Nouvelle album de Pédro Kouyaté : Un voyage exceptionnel au cœur du Blues Malien
« Following », le nouvel album de Pédro Kouyaté est un véritable voyage au cœur du Blues malien / Photo: pedrokouyate.com
Élevé sous l’influence de deux géants de la musique malienne, Boubacar Traoré et Toumani Diabaté, Pédro Kouyaté a su tracer sa propre voie musicale, se démarquant avec son nouvel album, Following. Cet opus nous plonge dans des atmosphères envoûtantes, peuplées de voix vibrantes et d’émotions profondes.
Pour Pédro, le processus créatif est comparable à la magie de la photographie argentique. Dans sa « chambre noire », il s’isole complètement du monde extérieur, cherchant à oublier ses préoccupations quotidiennes. « J’essaie de ne penser à rien, ce qui est très difficile », confie-t-il. Ce Parisien d’adoption, dont le blues a longtemps résonné dans les couloirs du métro, se laisse porter par un tumulte d’idées et de souvenirs, transformant son expérience en une véritable quête artistique. « Ça te met dans un couloir de visions, de sensations. Toute ta vie change », explique-t-il avec une intensité théâtrale.
Son album Following, qui signifie « suite », est paradoxalement une rétrospective sur son passé, un hommage à ses racines qui continuent de l’inspirer. Pédro, qui ne maîtrise pas moins de 19 instruments, aborde la musique avec la délicatesse d’une femme tamisant le riz, cherchant à capturer l’essence de ses sensations sans jamais forcer le processus créatif. Il a su s’entourer d’artistes aux horizons variés, tels que les jazzmen Erik Truffaz et Manu Katché, le chanteur Arthur H, et le rappeur Oxmo Puccino, témoignant ainsi de sa vision ouverte et décloisonnée de la musique.
La pochette de son album, où il arbore une toque léopard, évoque des figures emblématiques comme le maréchal Mobutu, tout en soulignant la majesté de l’Afrique et son « âme tribale ». Pédro évoque également l’influence de son père, cadreur dans le cinéma, qui lui a appris l’importance du visuel et de l’esthétique. « Mon père était un humain à la Dali mélangé de Pessoa », se remémore-t-il.

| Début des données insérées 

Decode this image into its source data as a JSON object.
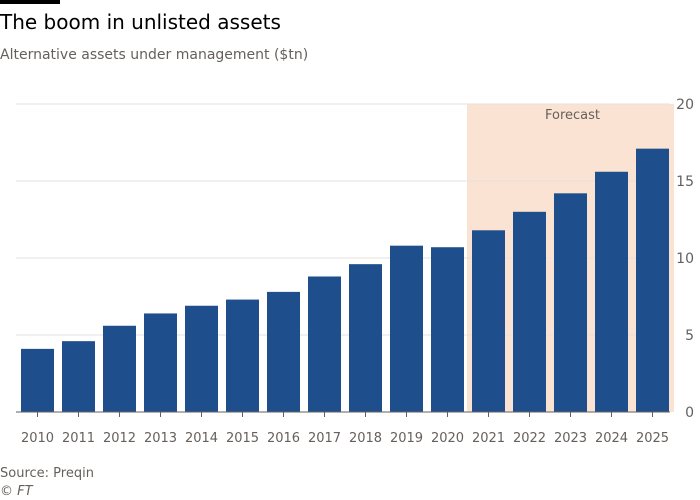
{
  "header": {
    "title": "The boom in unlisted assets",
    "subtitle": "Alternative assets under management ($tn)"
  },
  "footer": {
    "source": "Source: Preqin",
    "credit": "© FT"
  },
  "colors": {
    "bar": "#1e4f8c",
    "forecast_band": "#fbe3d3",
    "grid": "#e6e1dc",
    "axis": "#66605c",
    "text": "#66605c"
  },
  "chart_data": {
    "type": "bar",
    "categories": [
      "2010",
      "2011",
      "2012",
      "2013",
      "2014",
      "2015",
      "2016",
      "2017",
      "2018",
      "2019",
      "2020",
      "2021",
      "2022",
      "2023",
      "2024",
      "2025"
    ],
    "values": [
      4.1,
      4.6,
      5.6,
      6.4,
      6.9,
      7.3,
      7.8,
      8.8,
      9.6,
      10.8,
      10.7,
      11.8,
      13.0,
      14.2,
      15.6,
      17.1
    ],
    "ylim": [
      0,
      20
    ],
    "yticks": [
      0,
      5,
      10,
      15,
      20
    ],
    "y_axis_side": "right",
    "grid": true,
    "forecast": {
      "label": "Forecast",
      "from": "2021",
      "to": "2025"
    }
  }
}
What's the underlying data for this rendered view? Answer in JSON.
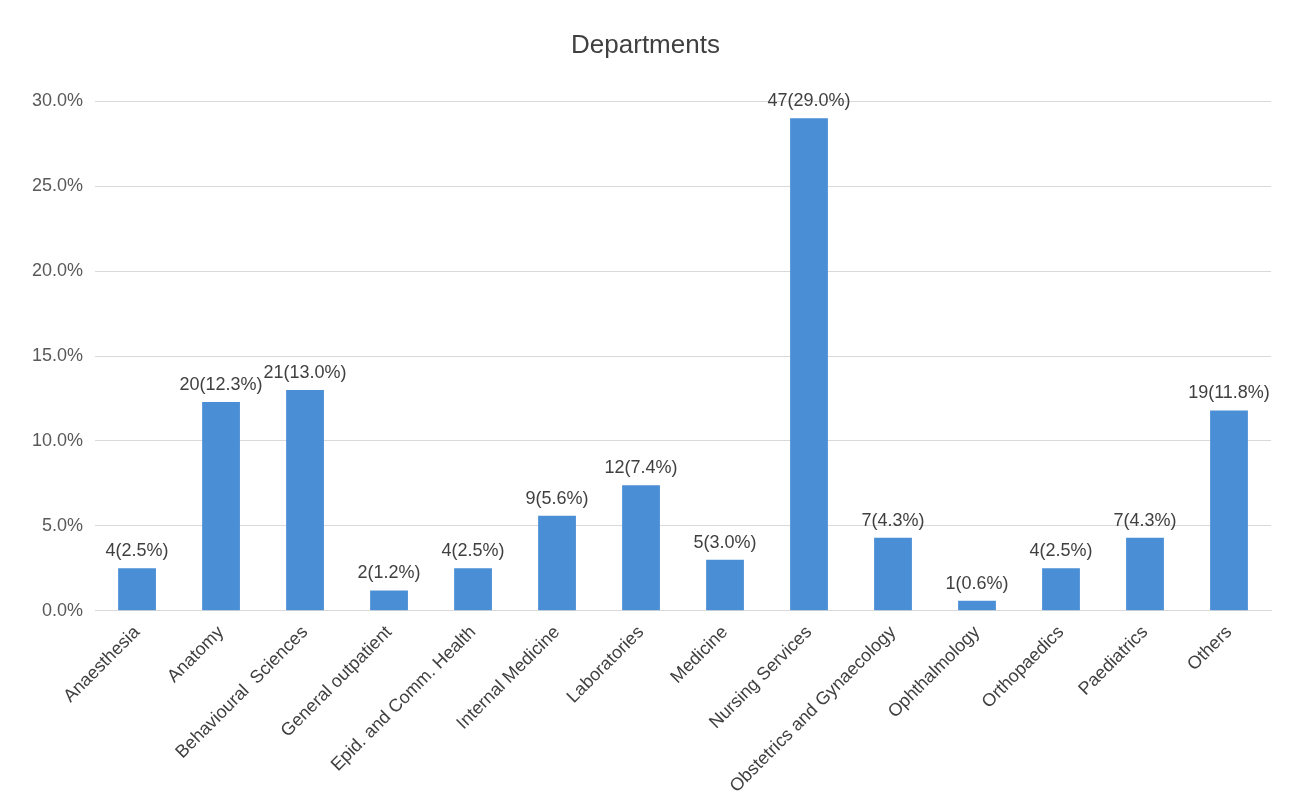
{
  "chart_data": {
    "type": "bar",
    "title": "Departments",
    "categories": [
      "Anaesthesia",
      "Anatomy",
      "Behavioural  Sciences",
      "General outpatient",
      "Epid. and Comm. Health",
      "Internal Medicine",
      "Laboratories",
      "Medicine",
      "Nursing Services",
      "Obstetrics and Gynaecology",
      "Ophthalmology",
      "Orthopaedics",
      "Paediatrics",
      "Others"
    ],
    "values": [
      2.5,
      12.3,
      13.0,
      1.2,
      2.5,
      5.6,
      7.4,
      3.0,
      29.0,
      4.3,
      0.6,
      2.5,
      4.3,
      11.8
    ],
    "value_labels": [
      "4(2.5%)",
      "20(12.3%)",
      "21(13.0%)",
      "2(1.2%)",
      "4(2.5%)",
      "9(5.6%)",
      "12(7.4%)",
      "5(3.0%)",
      "47(29.0%)",
      "7(4.3%)",
      "1(0.6%)",
      "4(2.5%)",
      "7(4.3%)",
      "19(11.8%)"
    ],
    "color": "#4a8fd6",
    "ylim": [
      0,
      30
    ],
    "yticks": [
      {
        "value": 0,
        "label": "0.0%"
      },
      {
        "value": 5,
        "label": "5.0%"
      },
      {
        "value": 10,
        "label": "10.0%"
      },
      {
        "value": 15,
        "label": "15.0%"
      },
      {
        "value": 20,
        "label": "20.0%"
      },
      {
        "value": 25,
        "label": "25.0%"
      },
      {
        "value": 30,
        "label": "30.0%"
      }
    ],
    "grid": "y",
    "legend": false
  }
}
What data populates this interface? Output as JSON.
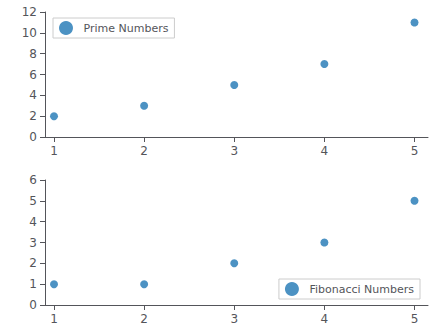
{
  "chart_data": [
    {
      "type": "scatter",
      "x": [
        1,
        2,
        3,
        4,
        5
      ],
      "series": [
        {
          "name": "Prime Numbers",
          "color": "#1f77b4",
          "values": [
            2,
            3,
            5,
            7,
            11
          ]
        }
      ],
      "xlim": [
        0.9,
        5.15
      ],
      "xticks": [
        1,
        2,
        3,
        4,
        5
      ],
      "ylim": [
        0,
        12
      ],
      "yticks": [
        0,
        2,
        4,
        6,
        8,
        10,
        12
      ],
      "legend": "upper left",
      "grid": false
    },
    {
      "type": "scatter",
      "x": [
        1,
        2,
        3,
        4,
        5
      ],
      "series": [
        {
          "name": "Fibonacci Numbers",
          "color": "#1f77b4",
          "values": [
            1,
            1,
            2,
            3,
            5
          ]
        }
      ],
      "xlim": [
        0.9,
        5.15
      ],
      "xticks": [
        1,
        2,
        3,
        4,
        5
      ],
      "ylim": [
        0,
        6
      ],
      "yticks": [
        0,
        1,
        2,
        3,
        4,
        5,
        6
      ],
      "legend": "lower right",
      "grid": false
    }
  ]
}
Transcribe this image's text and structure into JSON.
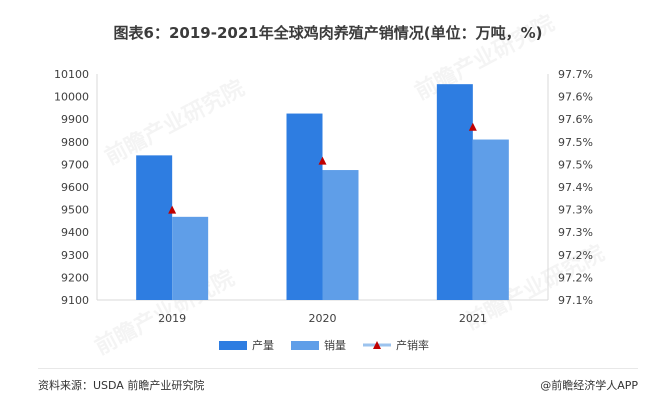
{
  "header": {
    "title": "图表6：2019-2021年全球鸡肉养殖产销情况(单位：万吨，%)"
  },
  "footer": {
    "source": "资料来源：USDA 前瞻产业研究院",
    "brand": "@前瞻经济学人APP"
  },
  "watermark": "前瞻产业研究院",
  "colors": {
    "production": "#2e7de1",
    "sales": "#5f9ee8",
    "rate": "#c00000",
    "legend_line": "#9cc3ee"
  },
  "chart_data": {
    "type": "bar",
    "categories": [
      "2019",
      "2020",
      "2021"
    ],
    "series": [
      {
        "name": "产量",
        "type": "bar",
        "axis": "left",
        "values": [
          9740,
          9925,
          10055
        ]
      },
      {
        "name": "销量",
        "type": "bar",
        "axis": "left",
        "values": [
          9468,
          9675,
          9810
        ]
      },
      {
        "name": "产销率",
        "type": "line-marker",
        "axis": "right",
        "values": [
          97.34,
          97.47,
          97.56
        ]
      }
    ],
    "y_left": {
      "min": 9100,
      "max": 10100,
      "ticks": [
        "9100",
        "9200",
        "9300",
        "9400",
        "9500",
        "9600",
        "9700",
        "9800",
        "9900",
        "10000",
        "10100"
      ]
    },
    "y_right": {
      "min": 97.1,
      "max": 97.7,
      "ticks": [
        "97.1%",
        "97.2%",
        "97.2%",
        "97.3%",
        "97.3%",
        "97.4%",
        "97.5%",
        "97.5%",
        "97.6%",
        "97.6%",
        "97.7%"
      ]
    },
    "legend_position": "bottom-center",
    "grid": false
  }
}
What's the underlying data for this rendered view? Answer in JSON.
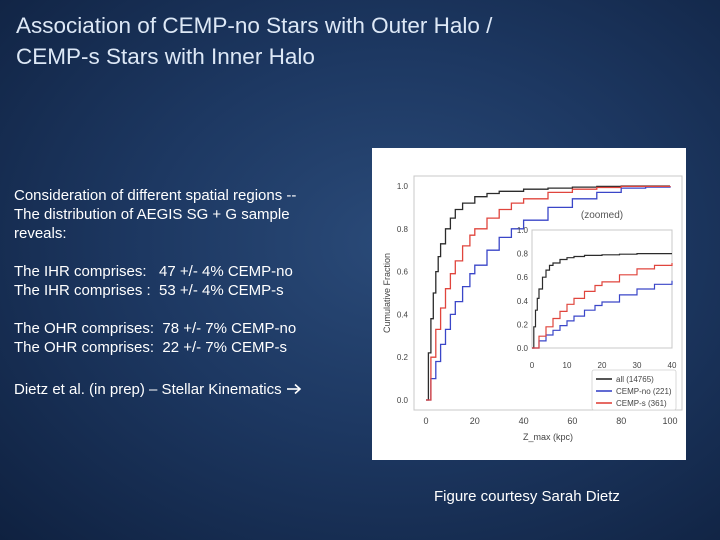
{
  "slide": {
    "title_lines": [
      "Association of CEMP-no Stars with Outer Halo /",
      "CEMP-s Stars with Inner Halo"
    ],
    "intro_lines": [
      "Consideration of different spatial regions --",
      "The distribution of AEGIS SG + G sample",
      "reveals:"
    ],
    "ihr_lines": [
      "The IHR comprises:   47 +/- 4% CEMP-no",
      "The IHR comprises :  53 +/- 4% CEMP-s"
    ],
    "ohr_lines": [
      "The OHR comprises:  78 +/- 7% CEMP-no",
      "The OHR comprises:  22 +/- 7% CEMP-s"
    ],
    "reference": "Dietz et al. (in prep) – Stellar Kinematics",
    "reference_icon": "arrow-right-icon",
    "credit": "Figure courtesy Sarah Dietz"
  },
  "chart_data": [
    {
      "type": "line",
      "title": "",
      "xlabel": "Z_max (kpc)",
      "ylabel": "Cumulative Fraction",
      "xlim": [
        0,
        100
      ],
      "ylim": [
        0,
        1.0
      ],
      "xticks": [
        "0",
        "20",
        "40",
        "60",
        "80",
        "100"
      ],
      "yticks": [
        "0.0",
        "0.2",
        "0.4",
        "0.6",
        "0.8",
        "1.0"
      ],
      "legend_position": "bottom-right",
      "series": [
        {
          "name": "all (14765)",
          "color": "#2b2b2b",
          "x": [
            0,
            1,
            2,
            3,
            4,
            5,
            6,
            8,
            10,
            12,
            15,
            20,
            25,
            30,
            40,
            50,
            60,
            70,
            80,
            100
          ],
          "y": [
            0,
            0.22,
            0.38,
            0.5,
            0.6,
            0.67,
            0.73,
            0.8,
            0.85,
            0.89,
            0.92,
            0.95,
            0.965,
            0.975,
            0.985,
            0.99,
            0.995,
            0.998,
            1.0,
            1.0
          ]
        },
        {
          "name": "CEMP-no (221)",
          "color": "#3a46c8",
          "x": [
            0,
            2,
            4,
            6,
            8,
            10,
            12,
            15,
            18,
            20,
            25,
            30,
            35,
            40,
            50,
            60,
            70,
            80,
            90,
            100
          ],
          "y": [
            0,
            0.1,
            0.18,
            0.26,
            0.33,
            0.4,
            0.46,
            0.53,
            0.59,
            0.63,
            0.7,
            0.76,
            0.8,
            0.84,
            0.9,
            0.94,
            0.97,
            0.99,
            0.995,
            1.0
          ]
        },
        {
          "name": "CEMP-s (361)",
          "color": "#e0453d",
          "x": [
            0,
            2,
            4,
            6,
            8,
            10,
            12,
            15,
            18,
            20,
            25,
            30,
            35,
            40,
            50,
            60,
            70,
            80,
            100
          ],
          "y": [
            0,
            0.2,
            0.33,
            0.43,
            0.52,
            0.59,
            0.65,
            0.72,
            0.77,
            0.8,
            0.85,
            0.89,
            0.92,
            0.94,
            0.97,
            0.985,
            0.993,
            0.998,
            1.0
          ]
        }
      ]
    },
    {
      "type": "line",
      "title": "(zoomed)",
      "xlabel": "",
      "ylabel": "",
      "xlim": [
        0,
        40
      ],
      "ylim": [
        0,
        1.0
      ],
      "xticks": [
        "0",
        "10",
        "20",
        "30",
        "40"
      ],
      "yticks": [
        "0.0",
        "0.2",
        "0.4",
        "0.6",
        "0.8",
        "1.0"
      ],
      "series": [
        {
          "name": "all (14765)",
          "color": "#2b2b2b",
          "x": [
            0,
            0.5,
            1,
            1.5,
            2,
            3,
            4,
            5,
            6,
            8,
            10,
            12,
            15,
            20,
            25,
            30,
            35,
            40
          ],
          "y": [
            0,
            0.18,
            0.32,
            0.42,
            0.5,
            0.6,
            0.66,
            0.7,
            0.72,
            0.75,
            0.765,
            0.775,
            0.785,
            0.79,
            0.795,
            0.8,
            0.8,
            0.8
          ]
        },
        {
          "name": "CEMP-no (221)",
          "color": "#3a46c8",
          "x": [
            0,
            2,
            4,
            6,
            8,
            10,
            12,
            15,
            18,
            20,
            25,
            30,
            35,
            40
          ],
          "y": [
            0,
            0.06,
            0.11,
            0.15,
            0.19,
            0.23,
            0.27,
            0.32,
            0.36,
            0.39,
            0.45,
            0.5,
            0.54,
            0.57
          ]
        },
        {
          "name": "CEMP-s (361)",
          "color": "#e0453d",
          "x": [
            0,
            2,
            4,
            6,
            8,
            10,
            12,
            15,
            18,
            20,
            25,
            30,
            35,
            40
          ],
          "y": [
            0,
            0.1,
            0.18,
            0.25,
            0.31,
            0.37,
            0.42,
            0.48,
            0.53,
            0.56,
            0.62,
            0.67,
            0.7,
            0.72
          ]
        }
      ]
    }
  ]
}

L’album prend une tournure poignante lorsqu’il reprend le discours emblématique de Thomas Sankara sur la dette, prononcé en 1987. Pédro se remémore avec émotion sa rencontre avec le président burkinabé, un moment gravé dans sa mémoire. « Je me souviens de sa voix, de son odeur, son regard – incroyable », raconte-t-il, évoquant la tristesse qui l’a envahi le jour de sa mort.
Né dans une famille aisée, Pédro a vu sa vie basculer lorsqu’il a émigré en France. À Bamako, il a croisé le chemin de Toumani Diabaté, qui l’a pris sous son aile. En tant que jeune garçon, il était le « petit qui fait les commissions », assistant aux débuts du Symmetric Orchestra, une expérience qui a façonné son parcours musical. « Quand tu les vois, tu te tais et tu regardes », se souvient-il, conscient de l’importance de l’humilité dans l’apprentissage.
Aujourd’hui, Pédro Kouyaté incarne la voix d’une génération, un conteur passionné qui partage ses souvenirs et ses expériences avec une authenticité touchante. « On ne peut pas reprocher à un Kouyaté de parler », sourit-il, fier de son héritage et de son parcours, un véritable ambassadeur du blues malien.